Der behauptete Verstoß der Beklagten gegen § 11 ECG (Möglichkeit zur Speicherung und Wiedergabe von Vertragsbestimmungen und Allgemeinen Geschäftsbedingungen) liegt hingegen nicht vor, da die Website nur der Werbung dient, ohne dass Verträge auf elektronischem Weg abgeschlossen werden können. Für die Anwendung der §§ 9 ff ECG und damit auch des § 11 ECG ist daher kein Raum. Letzteres ist hier der Fall, weil nach den Feststellungen keine Buchungsmöglichkeit im Internet besteht. Damit erweist sich das Unterlassungsbegehren nur hinsichtlich § 5 ECG als berechtigt.

Ein Verstoß gegen das Datenschutzgesetz wegen der fehlenden Meldung an die Datenschutzkommission wurde zwar bejaht, das betreffende Unterlassungsbegehren aber dennoch abgewiesen. Eine Gesetzesverletzung liege zwar vor, aber es sei nicht ersichtlich, dass diese geeignet wäre, der Beklagten einen sachlich nicht gerechtfertigten Vorsprung vor gesetzestreuen Mitbewerbern zu verschaffen.

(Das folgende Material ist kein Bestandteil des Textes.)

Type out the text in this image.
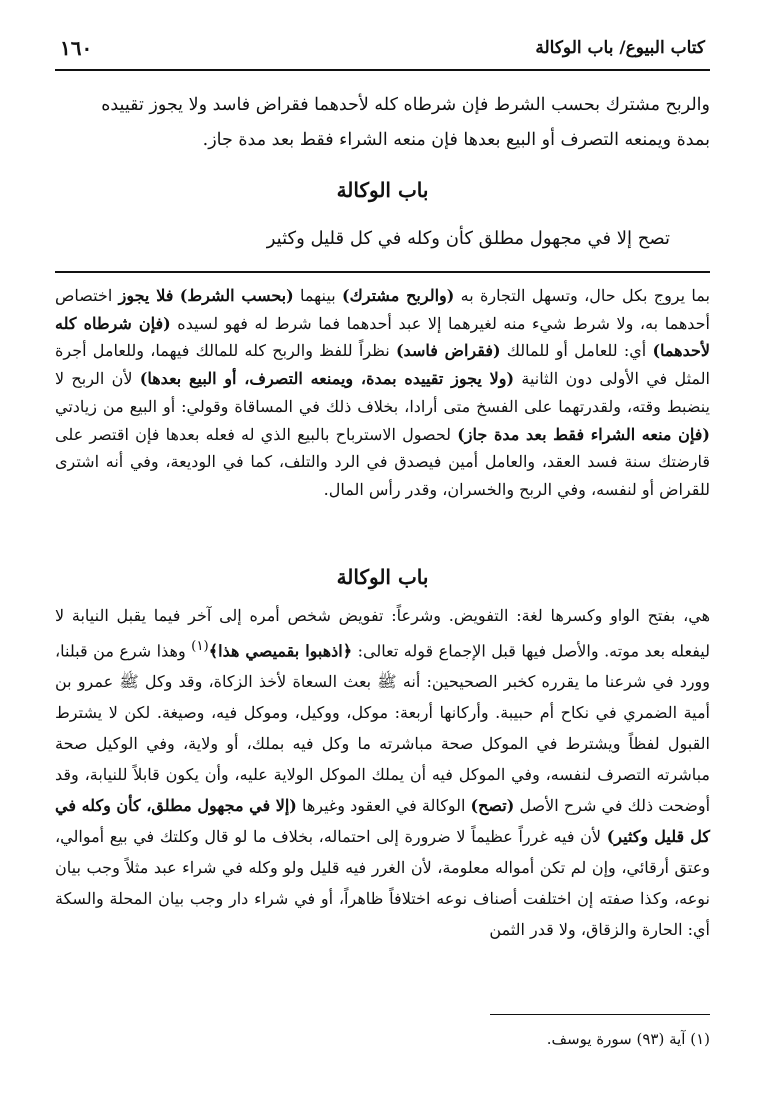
كتاب البيوع/ باب الوكالة
١٦٠

والربح مشترك بحسب الشرط فإن شرطاه كله لأحدهما فقراض فاسد ولا يجوز تقييده

بمدة ويمنعه التصرف أو البيع بعدها فإن منعه الشراء فقط بعد مدة جاز.

باب الوكالة
تصح إلا في مجهول مطلق كأن وكله في كل قليل وكثير

بما يروج بكل حال، وتسهل التجارة به (والربح مشترك) بينهما (بحسب الشرط) فلا يجوز اختصاص أحدهما به، ولا شرط شيء منه لغيرهما إلا عبد أحدهما فما شرط له فهو لسيده (فإن شرطاه كله لأحدهما) أي: للعامل أو للمالك (فقراض فاسد) نظراً للفظ والربح كله للمالك فيهما، وللعامل أجرة المثل في الأولى دون الثانية (ولا يجوز تقييده بمدة، ويمنعه التصرف، أو البيع بعدها) لأن الربح لا ينضبط وقته، ولقدرتهما على الفسخ متى أرادا، بخلاف ذلك في المساقاة وقولي: أو البيع من زيادتي (فإن منعه الشراء فقط بعد مدة جاز) لحصول الاسترباح بالبيع الذي له فعله بعدها فإن اقتصر على قارضتك سنة فسد العقد، والعامل أمين فيصدق في الرد والتلف، كما في الوديعة، وفي أنه اشترى للقراض أو لنفسه، وفي الربح والخسران، وقدر رأس المال.

باب الوكالة

هي، بفتح الواو وكسرها لغة: التفويض. وشرعاً: تفويض شخص أمره إلى آخر فيما يقبل النيابة لا ليفعله بعد موته. والأصل فيها قبل الإجماع قوله تعالى: ﴿اذهبوا بقميصي هذا﴾$^{(١)}$ وهذا شرع من قبلنا، وورد في شرعنا ما يقرره كخبر الصحيحين: أنه ﷺ بعث السعاة لأخذ الزكاة، وقد وكل ﷺ عمرو بن أمية الضمري في نكاح أم حبيبة. وأركانها أربعة: موكل، ووكيل، وموكل فيه، وصيغة. لكن لا يشترط القبول لفظاً ويشترط في الموكل صحة مباشرته ما وكل فيه بملك، أو ولاية، وفي الوكيل صحة مباشرته التصرف لنفسه، وفي الموكل فيه أن يملك الموكل الولاية عليه، وأن يكون قابلاً للنيابة، وقد أوضحت ذلك في شرح الأصل (تصح) الوكالة في العقود وغيرها (إلا في مجهول مطلق، كأن وكله في كل قليل وكثير) لأن فيه غرراً عظيماً لا ضرورة إلى احتماله، بخلاف ما لو قال وكلتك في بيع أموالي، وعتق أرقائي، وإن لم تكن أمواله معلومة، لأن الغرر فيه قليل ولو وكله في شراء عبد مثلاً وجب بيان نوعه، وكذا صفته إن اختلفت أصناف نوعه اختلافاً ظاهراً، أو في شراء دار وجب بيان المحلة والسكة أي: الحارة والزقاق، ولا قدر الثمن

(١) آية (٩٣) سورة يوسف.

Betreffend der Aussage über das Vorliegen eines „vollkonzessionierten Reisebüros“ schloss sich der OGH dem Rekursgericht an. Die Beklagte täusche mit der beanstandeten Bezeichnung deshalb nicht über den Umfang ihrer Befugnis, da sie nur wahrheitsgemäß auf eine von ihr erworbene Befähigung (Konzession für das Reisebürogewerbe als Voraussetzung ihrer Gewerbeausübung nach der Rechtslage vor der GewRNov 2002) hinweist. Dass die Befähigung der Beklagten über jene anderer Reisebüros hinausgehe, wird damit – entgegen der im Rechtsmittel vertretenen Auffassung – nicht zum Ausdruck gebracht. Die verwendete Bezeichnung ist nicht geeignet, unrichtige Vorstellungen beim Verbraucher über den Umfang der Befähigung der Beklagten zur Ausübung ihres Gewerbes zu erwecken. Auch dieser Punkt des Sicherungsbegehrens wurde abgewiesen.